У нас такие случаи бывают, что приходят дети – вот в фойе, в буфете все нормально, как только идти в зал – наотрез отказываются, плачут. Мы даже задерживаем спектакль, пытаемся их уговорить. Кого-то уговариваем, кого-то – никак. Родители потом рассказывают нам о прошлом опыте: мы смотрели спектакль, на сцене появилась героиня «лягушка», скорчила рожу, ребенок испугался.
— Поэтому – стоит вести в театр только с 3-х лет, не младше?
— Я всегда прямо отвечаю, когда звонят родители и спрашивают, можно ли полутрогодовалого ребенка привести: «Конечно, решать вам, но я бы не рекомендовал». Мы пишем с 3-х лет, потому что все равно приходят с 2-х. Конечно, мы все про своего ребенка думаем, что он самый продвинутый, самый умный. И я так про своего ребенка думаю. Но даже продвинутый ребенок может испугаться. Свет, например, погас внезапно – и эта тьма зала пугает ребенка.
Если вы обратили внимание, у нас в спектакле нет ни одного полного затемнения. А вначале мы говорим, что свет может быть ярким, а может не очень — и переводим это в игру дальше. Помните, когда у нас пошел дым и чертик вышел – «мама, ты где?» спросил ребенок в зале. Но дальше ничего страшного не было. Потому что мы предупредили. Но мы совсем не отказываемся от того, что в театре могут быть и страшные моменты, могут быть и грустные.

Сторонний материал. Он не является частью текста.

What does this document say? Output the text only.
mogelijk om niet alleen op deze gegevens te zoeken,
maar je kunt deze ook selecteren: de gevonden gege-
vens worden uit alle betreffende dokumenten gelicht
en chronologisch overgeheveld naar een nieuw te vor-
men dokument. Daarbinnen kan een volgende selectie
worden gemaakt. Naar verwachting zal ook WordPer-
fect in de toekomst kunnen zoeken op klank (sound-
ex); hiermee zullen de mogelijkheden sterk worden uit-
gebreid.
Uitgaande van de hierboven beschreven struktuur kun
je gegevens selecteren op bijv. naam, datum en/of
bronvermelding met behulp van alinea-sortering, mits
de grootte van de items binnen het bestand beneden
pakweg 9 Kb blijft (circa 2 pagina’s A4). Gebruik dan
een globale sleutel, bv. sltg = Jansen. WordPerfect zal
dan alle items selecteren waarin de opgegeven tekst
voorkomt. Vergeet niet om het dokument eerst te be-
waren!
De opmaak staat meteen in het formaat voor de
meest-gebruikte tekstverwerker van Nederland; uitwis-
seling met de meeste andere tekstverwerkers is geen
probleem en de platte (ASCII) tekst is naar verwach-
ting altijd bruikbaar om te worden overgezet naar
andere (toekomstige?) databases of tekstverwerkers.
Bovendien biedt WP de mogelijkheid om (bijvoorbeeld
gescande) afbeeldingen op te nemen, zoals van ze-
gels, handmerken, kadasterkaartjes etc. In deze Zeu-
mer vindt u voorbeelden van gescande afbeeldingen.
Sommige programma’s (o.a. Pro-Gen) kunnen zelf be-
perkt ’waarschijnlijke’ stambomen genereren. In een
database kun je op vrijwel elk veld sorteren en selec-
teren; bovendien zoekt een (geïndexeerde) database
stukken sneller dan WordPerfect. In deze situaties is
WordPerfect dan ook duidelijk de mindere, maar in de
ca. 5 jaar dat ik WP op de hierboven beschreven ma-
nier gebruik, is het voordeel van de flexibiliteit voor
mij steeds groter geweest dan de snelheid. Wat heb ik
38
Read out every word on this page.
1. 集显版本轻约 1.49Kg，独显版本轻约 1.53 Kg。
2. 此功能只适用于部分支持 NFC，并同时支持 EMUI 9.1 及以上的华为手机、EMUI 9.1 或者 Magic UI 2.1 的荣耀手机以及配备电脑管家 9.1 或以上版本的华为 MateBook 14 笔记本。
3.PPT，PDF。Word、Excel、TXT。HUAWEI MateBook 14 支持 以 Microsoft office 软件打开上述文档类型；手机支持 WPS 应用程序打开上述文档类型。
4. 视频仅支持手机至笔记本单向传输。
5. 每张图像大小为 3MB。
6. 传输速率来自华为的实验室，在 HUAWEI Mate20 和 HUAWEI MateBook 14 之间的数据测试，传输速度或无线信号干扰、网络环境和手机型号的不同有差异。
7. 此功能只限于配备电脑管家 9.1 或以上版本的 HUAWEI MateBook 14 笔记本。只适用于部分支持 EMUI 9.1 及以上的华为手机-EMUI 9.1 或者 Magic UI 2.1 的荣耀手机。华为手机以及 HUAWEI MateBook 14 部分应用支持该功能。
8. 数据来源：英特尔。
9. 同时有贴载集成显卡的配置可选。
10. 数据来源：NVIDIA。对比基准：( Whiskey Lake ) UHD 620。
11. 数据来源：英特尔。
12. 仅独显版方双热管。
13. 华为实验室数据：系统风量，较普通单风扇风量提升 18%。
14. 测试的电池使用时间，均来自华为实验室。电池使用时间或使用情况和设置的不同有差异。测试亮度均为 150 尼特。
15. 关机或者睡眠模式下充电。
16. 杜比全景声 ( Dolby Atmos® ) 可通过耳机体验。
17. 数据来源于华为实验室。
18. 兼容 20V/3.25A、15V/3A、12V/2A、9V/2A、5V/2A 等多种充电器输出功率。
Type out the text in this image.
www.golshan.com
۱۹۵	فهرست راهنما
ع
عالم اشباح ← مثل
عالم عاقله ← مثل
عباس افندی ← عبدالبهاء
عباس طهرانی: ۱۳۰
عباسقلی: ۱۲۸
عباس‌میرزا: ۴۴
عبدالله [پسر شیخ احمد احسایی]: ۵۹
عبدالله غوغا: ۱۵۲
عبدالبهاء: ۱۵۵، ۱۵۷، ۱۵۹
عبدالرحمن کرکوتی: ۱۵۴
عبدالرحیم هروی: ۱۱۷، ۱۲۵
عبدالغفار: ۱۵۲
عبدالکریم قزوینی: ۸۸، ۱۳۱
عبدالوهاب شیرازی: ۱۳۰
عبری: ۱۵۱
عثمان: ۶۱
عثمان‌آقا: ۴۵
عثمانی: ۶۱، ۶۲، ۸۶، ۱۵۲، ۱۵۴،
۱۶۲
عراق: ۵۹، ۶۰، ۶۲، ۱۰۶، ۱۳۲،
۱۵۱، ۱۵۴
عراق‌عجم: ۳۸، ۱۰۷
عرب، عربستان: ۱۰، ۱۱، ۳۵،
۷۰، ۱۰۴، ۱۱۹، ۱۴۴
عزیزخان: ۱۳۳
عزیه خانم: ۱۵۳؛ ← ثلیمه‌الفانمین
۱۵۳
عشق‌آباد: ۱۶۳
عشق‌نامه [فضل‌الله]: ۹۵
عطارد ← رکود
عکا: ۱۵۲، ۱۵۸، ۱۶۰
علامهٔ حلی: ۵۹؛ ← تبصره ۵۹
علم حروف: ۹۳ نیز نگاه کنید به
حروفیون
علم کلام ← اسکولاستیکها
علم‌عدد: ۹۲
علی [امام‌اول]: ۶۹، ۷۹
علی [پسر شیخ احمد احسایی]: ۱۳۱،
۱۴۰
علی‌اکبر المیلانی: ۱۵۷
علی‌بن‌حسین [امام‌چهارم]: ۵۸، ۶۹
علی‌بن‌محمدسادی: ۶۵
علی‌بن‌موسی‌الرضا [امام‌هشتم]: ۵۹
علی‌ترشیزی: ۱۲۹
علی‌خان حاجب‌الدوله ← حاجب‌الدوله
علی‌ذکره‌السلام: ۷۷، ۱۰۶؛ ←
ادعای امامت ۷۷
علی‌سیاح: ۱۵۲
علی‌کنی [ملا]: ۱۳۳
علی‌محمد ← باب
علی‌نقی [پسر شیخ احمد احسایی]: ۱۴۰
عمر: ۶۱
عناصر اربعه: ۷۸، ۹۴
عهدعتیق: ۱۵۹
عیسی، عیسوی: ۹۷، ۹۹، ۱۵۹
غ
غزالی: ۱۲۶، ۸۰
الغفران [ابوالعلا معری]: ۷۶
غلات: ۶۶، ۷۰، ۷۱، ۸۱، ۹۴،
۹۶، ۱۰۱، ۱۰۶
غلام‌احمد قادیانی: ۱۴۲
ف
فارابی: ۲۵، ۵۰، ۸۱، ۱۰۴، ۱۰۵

Я думаю, что это все индивидуально. Есть дети, которые мало чего пугаются. Есть дети, которые боятся мужчин с бородой. Все это не стоит привязывать только к театру.
Еще, на опыте спектакля «Крыша ехала домой» я пришел к выводу, что часто дело просто в резкой смене состояния… Если ребенок готов к тому, что может что-то резко поменяться, то мы имеем на это право. А если действие шло медленно-медленно, а потом вдруг резко что-то изменилось – это пугает детей. Взрослый успеет включить «предохранитель» — сработает мысль: «Ну, мы же все-таки в театре». Этого «предохранителя» не было у первых зрителей, которые смотрели на поезд, несущийся на них с экрана. А маленькие дети – это вечные зрители первого фильма братьев Люмьер в каком-то смысле. Да, с ними нужно аккуратно. Но при этом я не считаю, что их нельзя пугать совсем.
Масса тонкостей с совсем маленькими детьми. Нужно об этом задумываться, а значит, чуть-чуть зажимать свои режиссерские амбиции. Чуть-чуть. Но не совсем от них отказываться. Вот как раз, когда ты отказываешься совсем от режиссерских амбиций, выходят те 90 процентов спектаклей для мелких, где все соткано из абсолютно бессмысленных зарисовок-картинок-беготни.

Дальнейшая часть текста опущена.